Financial planning for millennials requires a new kind of advisor

Shannon Lee Simmons, Founder of The New School of Finance, on how to talk to twentysomethings about investing

 
New School of Finance founder Shannon Lee Simmons

New School of Finance founder Shannon Lee Simmons. (Portrait by Erik Putz)

In a mad dash to attain the trappings of a successful adult life, a certain segment of millennials—defined as young adults in their 20s and early 30s—is overextending itself. They dive in headfirst to get the car and the house while still carrying student loans. To their friends on social media, their lives appear stable. But behind every cheery-looking Instagram photo lurks the truth: They likely don’t have the means to pay for it all.

Shannon Lee Simmons, a Toronto financial planner, sees both sides of the equation. Those people with the new house on Instagram? They’re her clients. “They’re miserable,” she says.
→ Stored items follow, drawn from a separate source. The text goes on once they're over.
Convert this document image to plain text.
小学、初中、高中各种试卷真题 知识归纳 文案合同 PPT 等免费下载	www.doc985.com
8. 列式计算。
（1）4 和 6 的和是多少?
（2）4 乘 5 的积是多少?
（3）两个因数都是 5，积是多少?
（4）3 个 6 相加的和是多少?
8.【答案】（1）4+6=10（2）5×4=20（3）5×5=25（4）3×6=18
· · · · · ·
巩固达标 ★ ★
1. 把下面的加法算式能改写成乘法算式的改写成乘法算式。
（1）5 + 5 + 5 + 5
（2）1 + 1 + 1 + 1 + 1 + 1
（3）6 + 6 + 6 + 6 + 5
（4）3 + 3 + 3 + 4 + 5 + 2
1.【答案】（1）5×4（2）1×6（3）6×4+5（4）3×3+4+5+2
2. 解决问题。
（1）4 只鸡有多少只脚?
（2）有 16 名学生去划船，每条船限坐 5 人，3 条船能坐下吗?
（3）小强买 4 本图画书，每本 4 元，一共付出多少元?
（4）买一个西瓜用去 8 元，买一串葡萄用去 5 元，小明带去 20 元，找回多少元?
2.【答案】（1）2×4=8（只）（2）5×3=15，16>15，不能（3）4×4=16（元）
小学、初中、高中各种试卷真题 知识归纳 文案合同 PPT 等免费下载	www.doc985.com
After honing her chops in the world of private wealth management for high-net-worth clients, Simmons founded The New School of Finance, which caters to people ready to dip their toes into financial planning. The monetary habits of millennials are coming to the fore, as they now outnumber baby boomers in the labour force. At the same time, boomers are finding their retirement plans affected by children who are increasingly relying on their support well into adulthood. When talks between parents and children disintegrate, the younger party turns to Simmons for advice.

They come in feeling “super frustrated and alienated,” she says. “They have information overload—that’s why they’re confused.” She can relate: At 30, she’s a millennial herself. And like her clients, she enjoys posting on her Instagram stream, often showing a split image. The one on the right is Simmons doing something fun, like going to a spa or buying new furniture; on the left, it’s her holding the bill. The message? There’s a lot of pressure to look like you have an interesting life on social media, but not all millennials are honest with themselves about the cost.

Well-intentioned yet outdated advice from boomer parents and their financial advisers can make things worse, Simmons warns. It tends to emphasize ownership—buying a house and a car and paying them off over a lifetime. But that doesn’t square with the economic realities facing Gen Y, which have nurtured the growth of the sharing economy. Many millennials would rather borrow or rent a car, a bike, a dwelling, a power tool.

The advice Simmons dispenses isn’t revolutionary—prioritize debt repayment, live within your means, sock away money into your savings account each month—however, the way she frames it is. Many of her conversations with clients revolve around goal setting. “I introduce them to the power of saving an extra hundred bucks,” she says. “They don’t realize that saving that amount per month can shave four or five years off their student debt.” She typically limits financial plans to easily foreseeable five-year scenarios, and lays off the RRSP hard sell.

One scenario she’s encountered several times is where high-net-worth parents foot the bill for their children without setting expectations or deadlines. An increasing number of youth are taking longer to achieve the typical markers of adulthood—full-time job, spouse, car, house —and it’s a source of shame and anxiety for the millennials receiving assistance. Establishing clear boundaries and expectations for repayment can alleviate some of that guilt for both parties, she says.

The other hallmark of millennials: They value transparency but will withdraw if they feel someone is passing judgment on them. “Nobody likes to admit they don’t know anything about money,” says Simmons. “But at this point you’re 30, and you should, so you don’t say anything at all.”